Pipeline that Starts with Previously Segmented Media

vitrivr / vitrivr-engine

vitrivr's next-generation retrieval engine

MIT License

4 stars 2 forks source link

Pipeline that Starts with Previously Segmented Media #63

Open faberf opened 3 months ago

faberf commented 3 months ago

Consider the usecase where a large catalogue has already been segmented and some features have been extracted. Now, an additional feature needs to be extracted and connected to the existing segments. Currently, there is no practical way to do this (AFAIK) and the entire pipeline needs to be rerun.
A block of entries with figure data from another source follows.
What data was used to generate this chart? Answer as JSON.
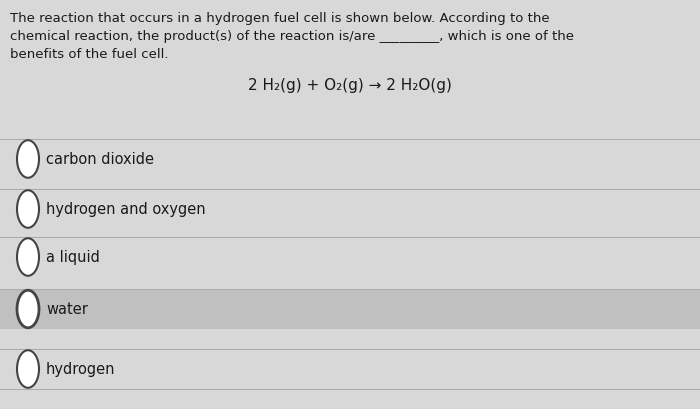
{
  "bg_color": "#d8d8d8",
  "paragraph_lines": [
    "The reaction that occurs in a hydrogen fuel cell is shown below. According to the",
    "chemical reaction, the product(s) of the reaction is/are _________, which is one of the",
    "benefits of the fuel cell."
  ],
  "equation": "2 H₂(g) + O₂(g) → 2 H₂O(g)",
  "options": [
    "carbon dioxide",
    "hydrogen and oxygen",
    "a liquid",
    "water",
    "hydrogen"
  ],
  "highlighted_option_index": 3,
  "highlight_color": "#c0c0c0",
  "text_color": "#1a1a1a",
  "font_size_para": 9.5,
  "font_size_eq": 11.0,
  "font_size_option": 10.5
}
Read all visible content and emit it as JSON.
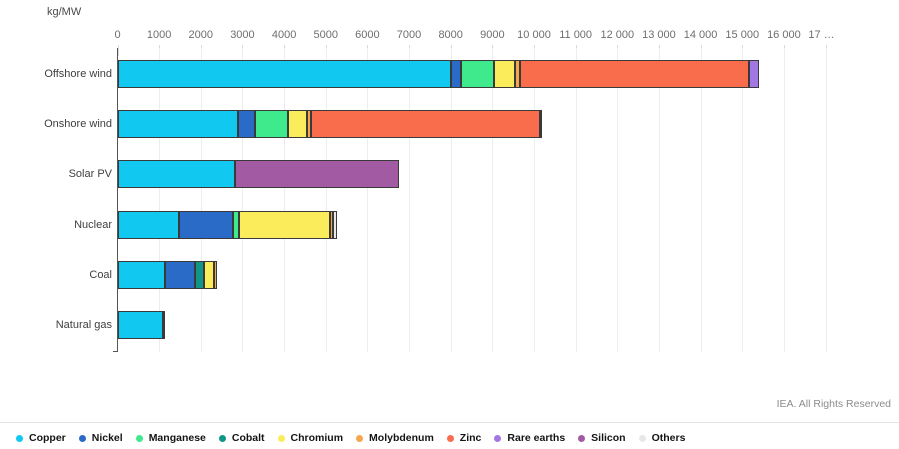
{
  "chart_data": {
    "type": "bar",
    "orientation": "horizontal",
    "stacked": true,
    "unit_label": "kg/MW",
    "title": "",
    "categories": [
      "Offshore wind",
      "Onshore wind",
      "Solar PV",
      "Nuclear",
      "Coal",
      "Natural gas"
    ],
    "series": [
      {
        "name": "Copper",
        "color": "#10C8F0",
        "values": [
          8000,
          2900,
          2822,
          1473,
          1150,
          1100
        ]
      },
      {
        "name": "Nickel",
        "color": "#2B6BC8",
        "values": [
          240,
          404,
          0,
          1297,
          721,
          0
        ]
      },
      {
        "name": "Manganese",
        "color": "#3EEA8C",
        "values": [
          790,
          780,
          0,
          148,
          0,
          0
        ]
      },
      {
        "name": "Cobalt",
        "color": "#0F9688",
        "values": [
          0,
          0,
          0,
          0,
          201,
          0
        ]
      },
      {
        "name": "Chromium",
        "color": "#FBEC5B",
        "values": [
          525,
          470,
          0,
          2190,
          254,
          48
        ]
      },
      {
        "name": "Molybdenum",
        "color": "#F7A64E",
        "values": [
          109,
          99,
          0,
          70,
          66,
          0
        ]
      },
      {
        "name": "Zinc",
        "color": "#FA6D4C",
        "values": [
          5500,
          5500,
          0,
          0,
          0,
          0
        ]
      },
      {
        "name": "Rare earths",
        "color": "#A276E3",
        "values": [
          239,
          14,
          0,
          0,
          0,
          0
        ]
      },
      {
        "name": "Silicon",
        "color": "#A25BA2",
        "values": [
          0,
          0,
          3948,
          0,
          0,
          0
        ]
      },
      {
        "name": "Others",
        "color": "#E8E8E5",
        "values": [
          0,
          0,
          0,
          100,
          0,
          0
        ]
      }
    ],
    "xlim": [
      0,
      17000
    ],
    "x_tick_values": [
      0,
      1000,
      2000,
      3000,
      4000,
      5000,
      6000,
      7000,
      8000,
      9000,
      10000,
      11000,
      12000,
      13000,
      14000,
      15000,
      16000,
      17000
    ],
    "x_tick_labels": [
      "0",
      "1000",
      "2000",
      "3000",
      "4000",
      "5000",
      "6000",
      "7000",
      "8000",
      "9000",
      "10 000",
      "11 000",
      "12 000",
      "13 000",
      "14 000",
      "15 000",
      "16 000",
      "17 …"
    ],
    "grid": true,
    "legend_position": "bottom"
  },
  "footer": {
    "copyright": "IEA. All Rights Reserved"
  }
}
I propose implementing an operator that retrieves segments that have been persisted, along with their source attributes. This operator would be the initial operator in the extraction pipeline for new features. I am not sure if retrieval at indexing time is meant to work with the existing querying system or if some problems will arise here. Also, in current pipeline configs the enumerators must come first, so work is needed here as well.

sauterl commented 3 months ago

This is an interesting question, which I think we should address. I see multiple use cases that could be tackled in one go:

As described originally, the addition of a new feature for all retrievables
Updating an existing feature on all or some retrievables
With more verbose extraction logging, a mechanism for recovering a partially successful extraction, e.g. resuming of an extraction on all fields, for some of the sources.

faberf commented 3 months ago

Another idea: Create a source which emits segments as retrievables that have been persisted in a previous run together with special content elements that describe which content elements are missing. Then, implement a special decoder which takes enumerated files and these retrieved retrievables (together with the gaps) and attemps to fill all the gaps.

faberf commented 1 month ago

I have an idea for solving this issue which also addresses the problem of restarting failed ingestions.

Include an option to configure the version of a pipeline config in the schema
in the backend, there is a one to many mapping from source metadata to versioned pipelines
the semantic is: Source S has been fully processed by pipeline P1 version V1 and pipeline P2 version V2 and so on
augment the enumerator to skip files that match a given metadata
augment the sink to properly tag the source as completed (relative to the given pipeline and version)
all the tagging, and checking logic should be reusable, to make it easy for new enumerators and sinks to be developed

@ppanopticon @lucaro What changes would you make to this concept?

EDIT: I just realized this actually does not address the issue, as everything would be resegmented upon version update.

lucaro commented 1 month ago

I guess there are fundamentally only two (types of) mechanisms needed: an enumerator that checks for every source if it is already known and emits the relevant retrievable with the already existing id without persisting it anew and a (or possibly multiple) segmenters that look up the existing segment boundaries for an existing retrievable and emit the same retrievables with the same ids and content again. Any versioning you might want to do of pipelines is, in my view, completely independent from these mechanisms.